I have been thinking recently about eating out in restaurants. Of course just the mention of ‘going out’ brings to mind Jerry Seinfeld’s bit on ‘going out’; “Of course we’re all out now, not one of us is at home right now…”. It’s a funny routine, if you don’t know it then check it out. But back to my thoughts. I’ve never been a big fan of restaurants. You may already be wondering why that is, but please don’t fret. You’ll find out soon enough if you continue to read this.
When I have broached the subject in the past people always have the same arguments for going to the restaurant. They say that it’s easier than cooking for yourself. Now, despite that being a monumentally lazy excuse, I don’t really understand it. I mean, there’s so much more involved. The entire process is much more complex than you think.
You decide that you want to go to a restaurant, then you have to decide who it is that you want to go with. What kind of food do you want? So, which restaurant are we going to go to? Then, these preliminary decisions made, you must decide when you are going to go. When is everyone available? Are you going to combine this experience with any other evening activities? Are we going to see a show? Are we going to have drinks? Are we going dancing? Then if so, what order are going to do it all in? It all comes down to that one big question; What time do you want the table?
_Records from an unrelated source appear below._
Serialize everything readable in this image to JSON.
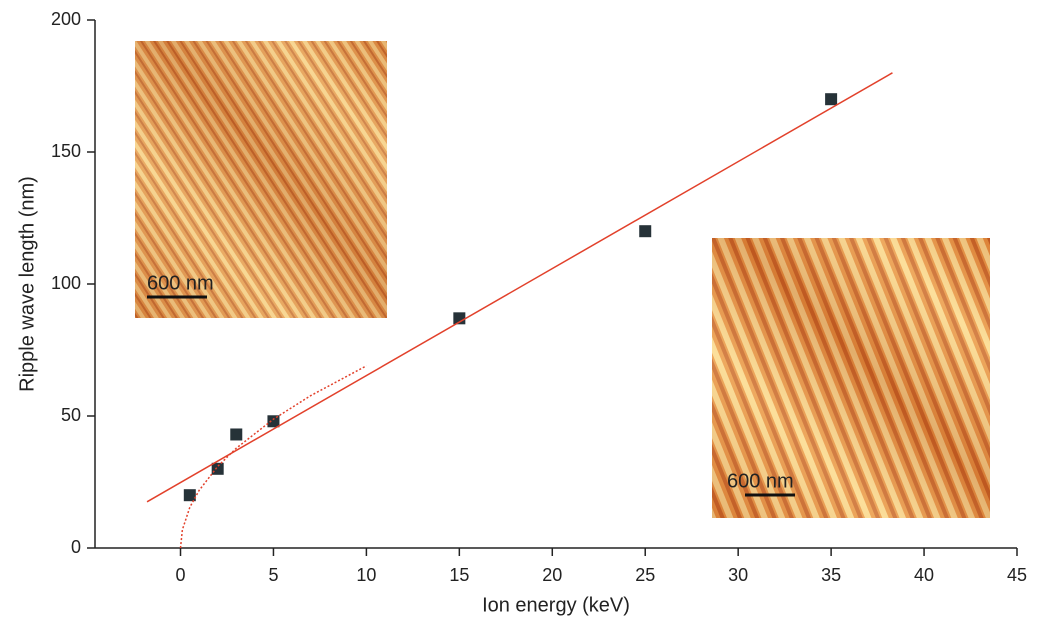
{
  "chart_data": {
    "type": "scatter",
    "x_label": "Ion energy (keV)",
    "y_label": "Ripple wave length (nm)",
    "xlim": [
      -4.6,
      45
    ],
    "ylim": [
      0,
      200
    ],
    "xticks": [
      0,
      5,
      10,
      15,
      20,
      25,
      30,
      35,
      40,
      45
    ],
    "yticks": [
      0,
      50,
      100,
      150,
      200
    ],
    "series": [
      {
        "type": "scatter",
        "color": "#263238",
        "x": [
          0.5,
          2,
          3,
          5,
          15,
          25,
          35
        ],
        "values": [
          20,
          30,
          43,
          48,
          87,
          120,
          170
        ]
      },
      {
        "type": "line",
        "color": "#e2412b",
        "x": [
          -1.8,
          38.3
        ],
        "values": [
          17.5,
          180
        ]
      },
      {
        "type": "line",
        "style": "dotted",
        "color": "#e2412b",
        "x": [
          0,
          0.1,
          0.5,
          1,
          2,
          3,
          5,
          7,
          10
        ],
        "values": [
          0,
          6.9,
          15.4,
          21.8,
          30.9,
          37.8,
          48.8,
          57.7,
          69
        ]
      }
    ],
    "insets": [
      {
        "label": "600 nm"
      },
      {
        "label": "600 nm"
      }
    ]
  }
}
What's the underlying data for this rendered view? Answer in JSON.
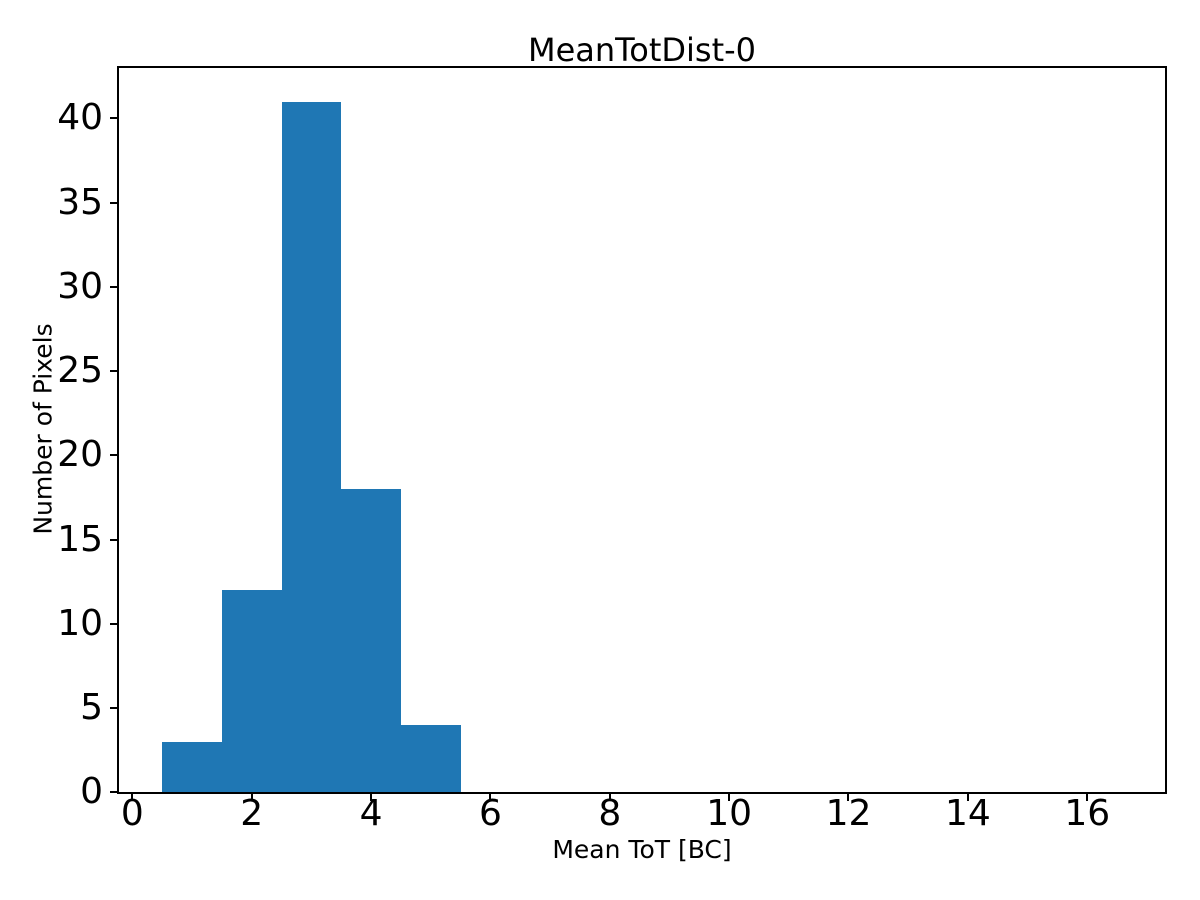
{
  "figure": {
    "background": "#ffffff",
    "text_color": "#000000"
  },
  "chart_data": {
    "type": "bar",
    "subtype": "histogram",
    "title": "MeanTotDist-0",
    "xlabel": "Mean ToT [BC]",
    "ylabel": "Number of Pixels",
    "bin_edges": [
      0.5,
      1.5,
      2.5,
      3.5,
      4.5,
      5.5
    ],
    "values": [
      3,
      12,
      41,
      18,
      4
    ],
    "xticks": [
      0,
      2,
      4,
      6,
      8,
      10,
      12,
      14,
      16
    ],
    "yticks": [
      0,
      5,
      10,
      15,
      20,
      25,
      30,
      35,
      40
    ],
    "xlim": [
      -0.24,
      17.32
    ],
    "ylim": [
      0,
      43.05
    ],
    "bar_color": "#1f77b4",
    "axis_color": "#000000",
    "grid": false,
    "legend_position": "none"
  }
}
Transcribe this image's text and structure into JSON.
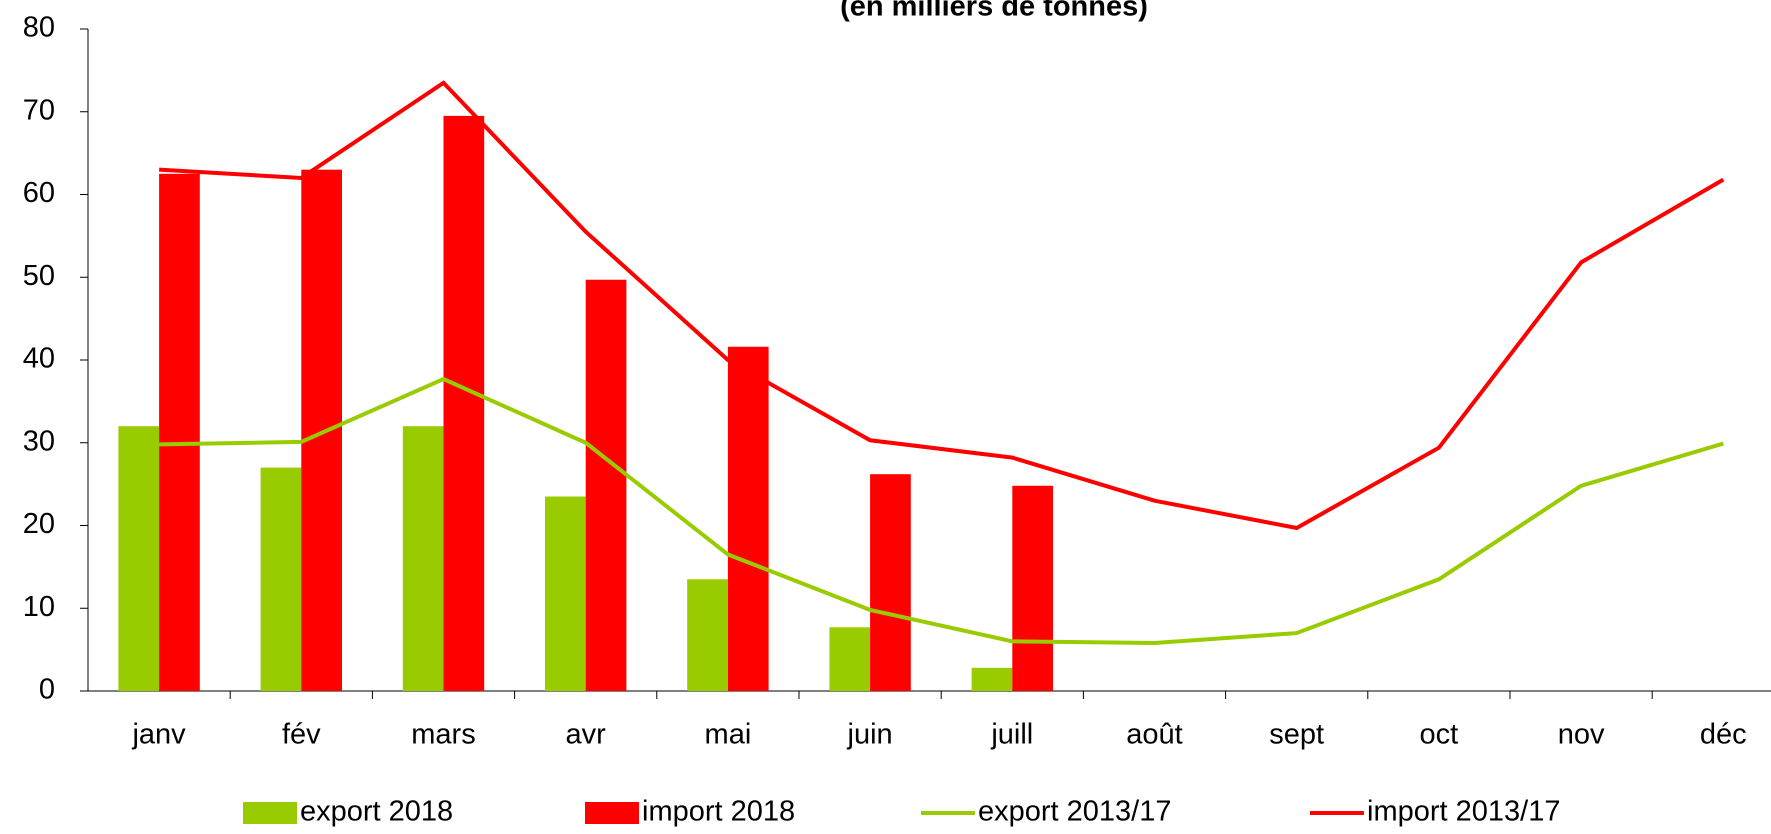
{
  "chart_data": {
    "type": "bar_line",
    "title": "(en milliers de tonnes)",
    "categories": [
      "janv",
      "fév",
      "mars",
      "avr",
      "mai",
      "juin",
      "juill",
      "août",
      "sept",
      "oct",
      "nov",
      "déc"
    ],
    "series": [
      {
        "name": "export 2018",
        "kind": "bar",
        "color": "#99cc00",
        "values": [
          32,
          27,
          32,
          23.5,
          13.5,
          7.7,
          2.8,
          null,
          null,
          null,
          null,
          null
        ]
      },
      {
        "name": "import 2018",
        "kind": "bar",
        "color": "#ff0000",
        "values": [
          62.5,
          63,
          69.5,
          49.7,
          41.6,
          26.2,
          24.8,
          null,
          null,
          null,
          null,
          null
        ]
      },
      {
        "name": "export 2013/17",
        "kind": "line",
        "color": "#99cc00",
        "values": [
          29.8,
          30.1,
          37.7,
          30,
          16.5,
          9.8,
          6,
          5.8,
          7,
          13.5,
          24.8,
          29.9
        ]
      },
      {
        "name": "import 2013/17",
        "kind": "line",
        "color": "#ff0000",
        "values": [
          63,
          62,
          73.5,
          55.5,
          40,
          30.3,
          28.2,
          23,
          19.7,
          29.4,
          51.8,
          61.8
        ]
      }
    ],
    "ylim": [
      0,
      80
    ],
    "yticks": [
      0,
      10,
      20,
      30,
      40,
      50,
      60,
      70,
      80
    ],
    "legend": "bottom"
  }
}
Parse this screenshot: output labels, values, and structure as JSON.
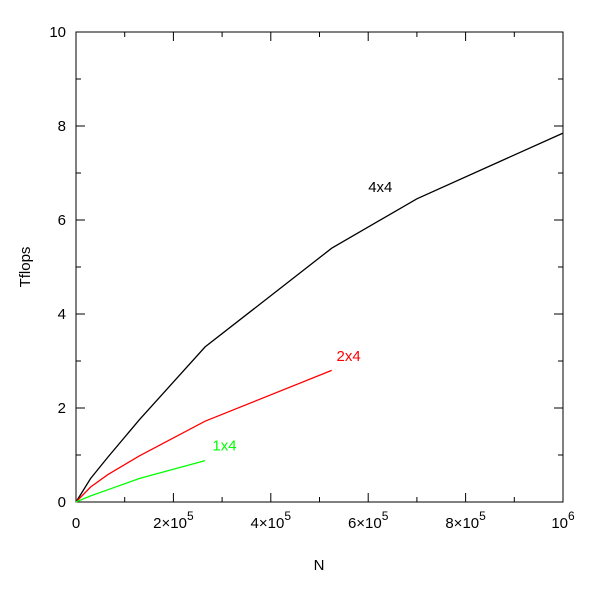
{
  "chart_data": {
    "type": "line",
    "title": "",
    "xlabel": "N",
    "ylabel": "Tflops",
    "xlim": [
      0,
      1000000
    ],
    "ylim": [
      0,
      10
    ],
    "grid": false,
    "x_ticks": [
      {
        "value": 0,
        "label": "0",
        "exp": ""
      },
      {
        "value": 200000,
        "label": "2×10",
        "exp": "5"
      },
      {
        "value": 400000,
        "label": "4×10",
        "exp": "5"
      },
      {
        "value": 600000,
        "label": "6×10",
        "exp": "5"
      },
      {
        "value": 800000,
        "label": "8×10",
        "exp": "5"
      },
      {
        "value": 1000000,
        "label": "10",
        "exp": "6"
      }
    ],
    "y_ticks": [
      {
        "value": 0,
        "label": "0"
      },
      {
        "value": 2,
        "label": "2"
      },
      {
        "value": 4,
        "label": "4"
      },
      {
        "value": 6,
        "label": "6"
      },
      {
        "value": 8,
        "label": "8"
      },
      {
        "value": 10,
        "label": "10"
      }
    ],
    "series": [
      {
        "name": "4x4",
        "color": "#000000",
        "label_at": [
          600000,
          6.6
        ],
        "x": [
          0,
          30000,
          65000,
          130000,
          265000,
          525000,
          700000,
          1000000
        ],
        "y": [
          0,
          0.5,
          0.95,
          1.75,
          3.3,
          5.4,
          6.45,
          7.85
        ]
      },
      {
        "name": "2x4",
        "color": "#ff0000",
        "label_at": [
          535000,
          3.0
        ],
        "x": [
          0,
          30000,
          65000,
          130000,
          265000,
          525000
        ],
        "y": [
          0,
          0.32,
          0.58,
          0.98,
          1.72,
          2.8
        ]
      },
      {
        "name": "1x4",
        "color": "#00ff00",
        "label_at": [
          280000,
          1.1
        ],
        "x": [
          0,
          30000,
          65000,
          130000,
          265000
        ],
        "y": [
          0,
          0.13,
          0.26,
          0.5,
          0.88
        ]
      }
    ]
  }
}
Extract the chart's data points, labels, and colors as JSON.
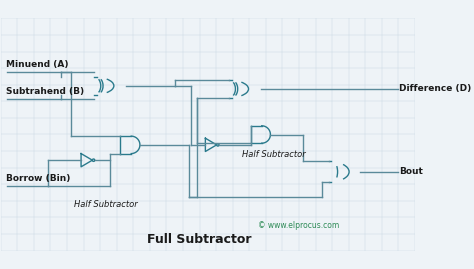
{
  "title": "Full Subtractor",
  "subtitle": "© www.elprocus.com",
  "subtitle_color": "#2e8b57",
  "background_color": "#eef3f7",
  "gate_color": "#2a7a8c",
  "line_color": "#5a8a9a",
  "text_color": "#1a1a1a",
  "grid_color": "#c5d5e0",
  "labels": {
    "minuend": "Minuend (A)",
    "subtrahend": "Subtrahend (B)",
    "borrow_in": "Borrow (Bin)",
    "difference": "Difference (D)",
    "bout": "Bout",
    "half_sub1": "Half Subtractor",
    "half_sub2": "Half Subtractor"
  }
}
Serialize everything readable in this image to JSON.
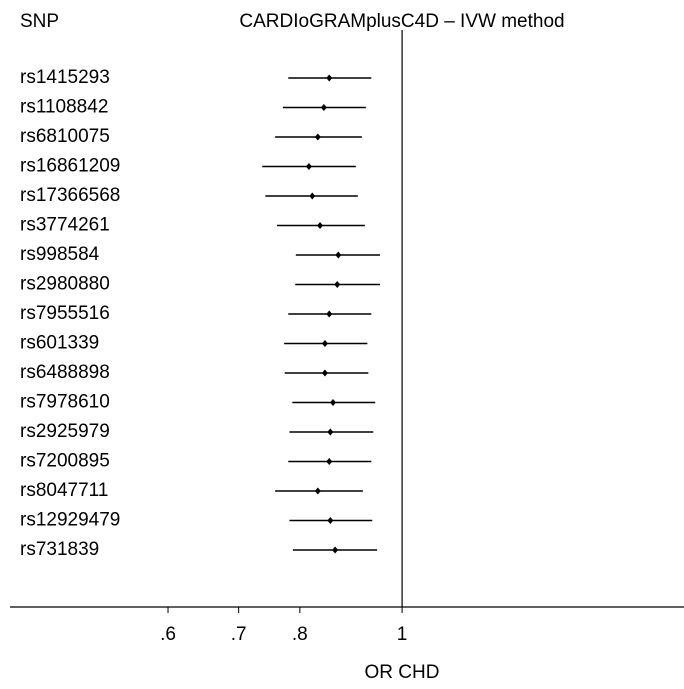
{
  "chart_data": {
    "type": "forest",
    "title": "CARDIoGRAMplusC4D – IVW method",
    "category_header": "SNP",
    "xlabel": "OR CHD",
    "categories": [
      "rs1415293",
      "rs1108842",
      "rs6810075",
      "rs16861209",
      "rs17366568",
      "rs3774261",
      "rs998584",
      "rs2980880",
      "rs7955516",
      "rs601339",
      "rs6488898",
      "rs7978610",
      "rs2925979",
      "rs7200895",
      "rs8047711",
      "rs12929479",
      "rs731839"
    ],
    "values": [
      0.853,
      0.843,
      0.832,
      0.816,
      0.822,
      0.836,
      0.87,
      0.868,
      0.853,
      0.845,
      0.845,
      0.86,
      0.855,
      0.853,
      0.832,
      0.855,
      0.864
    ],
    "lower": [
      0.78,
      0.771,
      0.758,
      0.737,
      0.742,
      0.761,
      0.793,
      0.792,
      0.78,
      0.773,
      0.774,
      0.787,
      0.782,
      0.78,
      0.758,
      0.782,
      0.788
    ],
    "upper": [
      0.935,
      0.924,
      0.916,
      0.904,
      0.908,
      0.922,
      0.953,
      0.953,
      0.935,
      0.927,
      0.929,
      0.943,
      0.939,
      0.935,
      0.918,
      0.937,
      0.947
    ],
    "xlim": [
      0.425,
      1.85
    ],
    "xscale": "log",
    "xticks": [
      {
        "value": 0.6,
        "label": ".6"
      },
      {
        "value": 0.7,
        "label": ".7"
      },
      {
        "value": 0.8,
        "label": ".8"
      },
      1
    ],
    "reference_line": 1,
    "color": "#000000"
  }
}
Even once all that preparation is through, there is still more to come. The big day arrives. Everyone is excited in anticipation of the great feast. Some people will even have skipped lunch so that when the time comes, they can really let loose. Invariably you get dressed up and then you have to decide how you are going to get there. Are we walking or do we need some form of transport? If so, are we driving or drinking? Who’s driving? Who’s drinking? Maybe we should take a taxi? How many taxis do we need? Once all of this is sorted and you get to the restaurant, a whole new conundrum announces itself. Who is going to sit where? So once everyone is sat down, then comes the time to order. What are you getting? I don’t know, are you having a starter? Shall we get drinks? Do we want wine? Bread for the table? Even at the end of the meal there are problems to be overcome. Who’s paying, and how much should we tip?
There is no way to convince me that all of this is easier than a bit of DIY cookery. But this isn’t the only issue with restaurants. The whole concept of the restaurant I find a little unsettling. You don’t know what happens to your food before it arrives at the table. Some of the time you aren’t even 100% sure what is in the food. All we have to go on is a brief blurb written in the menu. You don’t know what it has been through. It gets prepared by a person you don’t know , in a room you can’t see, in far less time than you would reasonably expect it to take. These things concern me, but maybe I’m a little distrustful. Don’t even get me started on buffets. Where did that idea spring from? Who walked into a restaurant and thought; “How can we make this less hygienic?”
People also argue that you go to a restaurant for the ambience. I don’t really understand that either. Why do we pay to go and sit in a large, noisy room filled with people that we don’t know to eat our meals? Why do we reserve a time slot to go and relive the school canteen experience of our youth, albeit in a slightly more sophisticated manner? A brief search online reveals that almost every restaurant in the city in which I currently live will deliver the majority of items on their menu to your house if you are particularly set on paying through the nose for slightly fancier food. Perhaps this will become the future of dining. I suspect this will remain an aspect of our culture that I shall never fully understand, however clearly I am missing something.